Getting the Air Force involved turned out to be a great idea, in my opinion. I should've gotten more photos, and maybe even video of this recovery operation, but I spent a good deal of the time thinking I was about to see this whole rig rollover and watch my friend be maimed or killed. There was a ridiculous amount of inching forward and back, shouting about trailer tires hanging off into space, trying to get traction, and so forth, but we finally got the tractor loaded out and down onto level ground. The trip home was about as uneventful as could be, with the high point being a stop for lunch at one of those little country gas stations that sells fried chicken and fixin's.
Heading north on I-65, we saw a Ford Explorer sitting somewhat upright in the ditch to the side of the interstate. This was right before the Clermont exit, where the Jim Beam distillery is located. As we got closer, it was clear the truck had been in a violent rollover. As we slowed to see if we could help, fire and EMS vehicles began coming down the Clermont off ramp (against traffic) and we could see that the Explorer had the remains of a trailer underneath it! Now there was a haul that had gone terribly wrong, but at least there was no one in it when it rolled. The tow vehicle appeared to be fine although the two young men I assume were driving it stood in the grass looking at the carnage, and the two cigarettes each had lit were visibly shaking as we rolled by. It seemed like Eric shaved about 10-15mph off our cruise speed after that.
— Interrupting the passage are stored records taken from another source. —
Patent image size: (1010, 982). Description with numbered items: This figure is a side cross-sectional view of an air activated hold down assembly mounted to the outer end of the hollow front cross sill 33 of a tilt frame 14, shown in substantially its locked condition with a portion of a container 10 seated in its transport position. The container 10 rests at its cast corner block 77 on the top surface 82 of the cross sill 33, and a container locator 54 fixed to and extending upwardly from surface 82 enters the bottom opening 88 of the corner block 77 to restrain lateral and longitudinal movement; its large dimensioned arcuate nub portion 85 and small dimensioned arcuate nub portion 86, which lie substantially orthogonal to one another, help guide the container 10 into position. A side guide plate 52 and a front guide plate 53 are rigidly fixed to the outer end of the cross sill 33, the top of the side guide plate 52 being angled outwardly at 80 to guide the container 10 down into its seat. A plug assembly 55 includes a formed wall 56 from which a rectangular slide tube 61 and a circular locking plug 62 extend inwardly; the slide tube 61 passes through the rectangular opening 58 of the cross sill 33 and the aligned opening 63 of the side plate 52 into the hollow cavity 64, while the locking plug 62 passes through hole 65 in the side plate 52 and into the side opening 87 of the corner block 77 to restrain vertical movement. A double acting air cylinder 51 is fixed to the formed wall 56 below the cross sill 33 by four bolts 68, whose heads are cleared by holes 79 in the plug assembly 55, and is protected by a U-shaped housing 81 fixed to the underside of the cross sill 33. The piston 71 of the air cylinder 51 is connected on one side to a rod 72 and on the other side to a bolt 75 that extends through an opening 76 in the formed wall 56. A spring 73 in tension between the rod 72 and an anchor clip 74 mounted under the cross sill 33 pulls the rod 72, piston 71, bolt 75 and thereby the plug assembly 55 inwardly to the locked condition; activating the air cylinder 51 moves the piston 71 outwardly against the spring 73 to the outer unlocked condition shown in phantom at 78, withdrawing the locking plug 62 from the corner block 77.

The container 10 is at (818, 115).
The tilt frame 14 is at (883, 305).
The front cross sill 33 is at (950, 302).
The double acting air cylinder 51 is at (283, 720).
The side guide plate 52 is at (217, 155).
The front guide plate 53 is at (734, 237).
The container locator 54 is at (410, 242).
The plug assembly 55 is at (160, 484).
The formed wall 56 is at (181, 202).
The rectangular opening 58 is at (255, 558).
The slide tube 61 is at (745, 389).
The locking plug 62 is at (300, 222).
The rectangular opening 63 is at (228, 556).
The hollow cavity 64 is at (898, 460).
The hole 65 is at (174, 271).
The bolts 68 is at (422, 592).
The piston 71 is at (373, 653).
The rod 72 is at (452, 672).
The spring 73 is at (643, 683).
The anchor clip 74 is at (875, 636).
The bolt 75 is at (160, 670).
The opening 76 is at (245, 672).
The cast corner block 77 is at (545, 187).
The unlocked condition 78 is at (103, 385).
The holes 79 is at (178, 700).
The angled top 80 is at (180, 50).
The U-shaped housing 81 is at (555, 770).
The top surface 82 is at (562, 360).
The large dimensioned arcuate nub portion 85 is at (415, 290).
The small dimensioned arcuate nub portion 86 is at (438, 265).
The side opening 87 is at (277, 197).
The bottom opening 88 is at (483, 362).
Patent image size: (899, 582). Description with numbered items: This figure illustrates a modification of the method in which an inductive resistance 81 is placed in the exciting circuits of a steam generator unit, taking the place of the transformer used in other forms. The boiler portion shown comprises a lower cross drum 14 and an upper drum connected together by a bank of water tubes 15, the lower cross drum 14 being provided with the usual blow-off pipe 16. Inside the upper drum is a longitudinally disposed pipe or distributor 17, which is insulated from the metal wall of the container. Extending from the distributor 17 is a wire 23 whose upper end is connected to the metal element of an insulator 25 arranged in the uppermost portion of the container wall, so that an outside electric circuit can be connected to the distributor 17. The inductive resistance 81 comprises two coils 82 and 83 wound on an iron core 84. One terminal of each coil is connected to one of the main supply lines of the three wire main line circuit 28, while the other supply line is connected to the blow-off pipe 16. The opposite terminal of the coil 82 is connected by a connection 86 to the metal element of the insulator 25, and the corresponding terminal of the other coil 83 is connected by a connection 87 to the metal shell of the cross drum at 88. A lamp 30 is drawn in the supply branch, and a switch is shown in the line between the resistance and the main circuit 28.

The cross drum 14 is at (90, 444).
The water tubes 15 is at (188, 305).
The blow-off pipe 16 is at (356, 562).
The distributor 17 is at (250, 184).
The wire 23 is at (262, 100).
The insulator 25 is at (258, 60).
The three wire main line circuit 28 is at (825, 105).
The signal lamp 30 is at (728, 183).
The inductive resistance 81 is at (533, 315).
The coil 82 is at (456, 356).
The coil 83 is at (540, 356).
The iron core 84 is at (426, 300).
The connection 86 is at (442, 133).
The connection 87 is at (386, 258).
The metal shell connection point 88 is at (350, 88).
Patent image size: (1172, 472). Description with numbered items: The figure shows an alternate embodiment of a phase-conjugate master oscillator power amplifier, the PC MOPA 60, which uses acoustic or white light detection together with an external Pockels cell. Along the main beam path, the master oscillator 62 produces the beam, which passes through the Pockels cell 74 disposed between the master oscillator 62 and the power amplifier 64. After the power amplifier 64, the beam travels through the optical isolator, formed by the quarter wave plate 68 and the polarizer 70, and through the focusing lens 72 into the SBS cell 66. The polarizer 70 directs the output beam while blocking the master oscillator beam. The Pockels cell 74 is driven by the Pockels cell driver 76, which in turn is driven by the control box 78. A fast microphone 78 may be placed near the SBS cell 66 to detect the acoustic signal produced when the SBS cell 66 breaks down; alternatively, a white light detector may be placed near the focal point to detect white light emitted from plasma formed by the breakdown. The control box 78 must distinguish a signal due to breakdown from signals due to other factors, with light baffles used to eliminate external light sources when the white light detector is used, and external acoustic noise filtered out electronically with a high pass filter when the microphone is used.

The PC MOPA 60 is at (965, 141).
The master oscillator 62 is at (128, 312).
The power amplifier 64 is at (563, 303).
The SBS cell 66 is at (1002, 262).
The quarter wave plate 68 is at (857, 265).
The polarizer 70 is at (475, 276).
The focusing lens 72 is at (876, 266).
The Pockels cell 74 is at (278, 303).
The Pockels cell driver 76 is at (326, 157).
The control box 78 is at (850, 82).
We unloaded at home and while I wasn't expecting much, this little Ferguson has some serious brakes left on it! They had done an acceptable job of holding it on flat ground, but I stood on them halfway down the ramp when unloading and stopped the tractor cold. There's one thing I don't have to worry about for the moment, right? The rotted tire/wheel I mentioned earlier aired up just fine and is still holding this morning, but it will need all four replaced. The dry rot was magnified when we got it pulled out into broad daylight. I'm planning to keep this one so can't get too concerned about the investment in new rubber. The serial number became faintly visible in the improved light, as well. TO-433XX, which I'm reading as being a 1951 model.